No protests were authorized in China, the world’s biggest source of greenhouse gas emissions.
As day broke farther west, banners in Kenya’s capital, Nairobi, ranged from serious to humorous. One read, “Climate Emergency Now.” Another said, “This planet is getting hotter than my imaginary boyfriend.”
Thousands turned out in Warsaw, in coal-reliant Poland, The Associated Press reported. The German police said several dozen activists had blocked a road in Frankfurt, the financial capital, while in Berlin, protesters blocked a bridge across the River Spree, according to The A.P.
Across Britain, there were large protests from Brighton to Birmingham, with the turnout in London especially large. “Guys this is really uncool,” one banner read.
In Mumbai, children in oversize raincoats marched in the rain. In the Indian capital, New Delhi, where air pollution is among the worst in the world, dozens of protesters gathered outside a government building. “I want to breathe clean” they chanted, The A.P. reported.
At a time of fraying trust in authority figures, the demands of children — who by definition have no authority over anything — are increasingly driving the debate over how to avert the most catastrophic impacts of climate change. Using the internet, they are organizing across continents like no generation before them.
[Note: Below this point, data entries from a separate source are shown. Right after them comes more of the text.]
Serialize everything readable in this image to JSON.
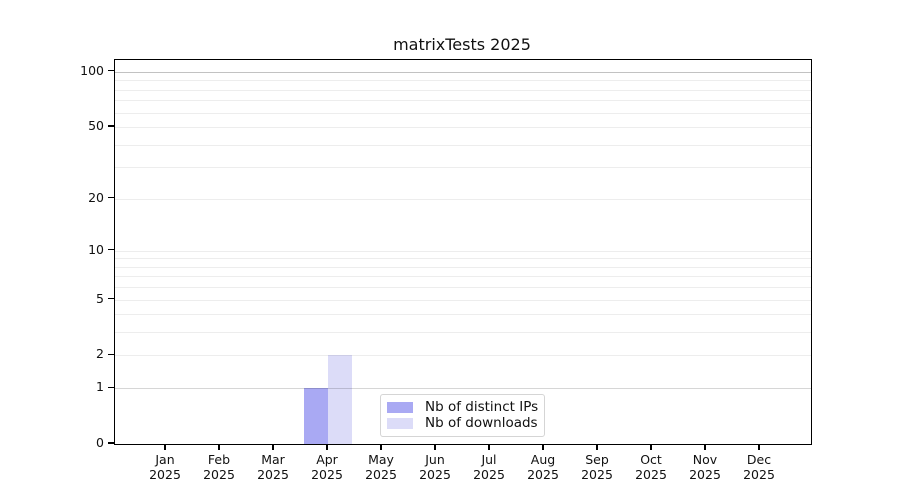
{
  "chart_data": {
    "type": "bar",
    "title": "matrixTests 2025",
    "year_label": "2025",
    "categories": [
      "Jan",
      "Feb",
      "Mar",
      "Apr",
      "May",
      "Jun",
      "Jul",
      "Aug",
      "Sep",
      "Oct",
      "Nov",
      "Dec"
    ],
    "series": [
      {
        "name": "Nb of distinct IPs",
        "color": "#a9a9f3",
        "values": [
          0,
          0,
          0,
          1,
          0,
          0,
          0,
          0,
          0,
          0,
          0,
          0
        ]
      },
      {
        "name": "Nb of downloads",
        "color": "#dcdcf8",
        "values": [
          0,
          0,
          0,
          2,
          0,
          0,
          0,
          0,
          0,
          0,
          0,
          0
        ]
      }
    ],
    "y_scale": "log1p",
    "ylim": [
      0,
      116
    ],
    "y_ticks": [
      0,
      1,
      2,
      5,
      10,
      20,
      50,
      100
    ],
    "y_gridlines": [
      1,
      2,
      3,
      4,
      5,
      6,
      7,
      8,
      9,
      10,
      20,
      30,
      40,
      50,
      60,
      70,
      80,
      90,
      100
    ],
    "grid": "horizontal",
    "legend_position": "inside-bottom-center",
    "colors": {
      "axis": "#000000",
      "grid_minor": "rgba(0,0,0,0.07)",
      "grid_unit": "rgba(0,0,0,0.16)",
      "grid_top": "rgba(0,0,0,0.24)",
      "legend_border": "#d5d5d5"
    }
  }
}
And though their vague, outsize demands for an end to fossil fuels mirror those of older environmentalists, their movement has captured the public imagination far more effectively.
“What’s unique about this is that young people are able to see their future is at risk today,” said Kumi Naidoo, the head of Amnesty International and a longtime campaigner for environmental issues. “I certainly hope this is a turning point.”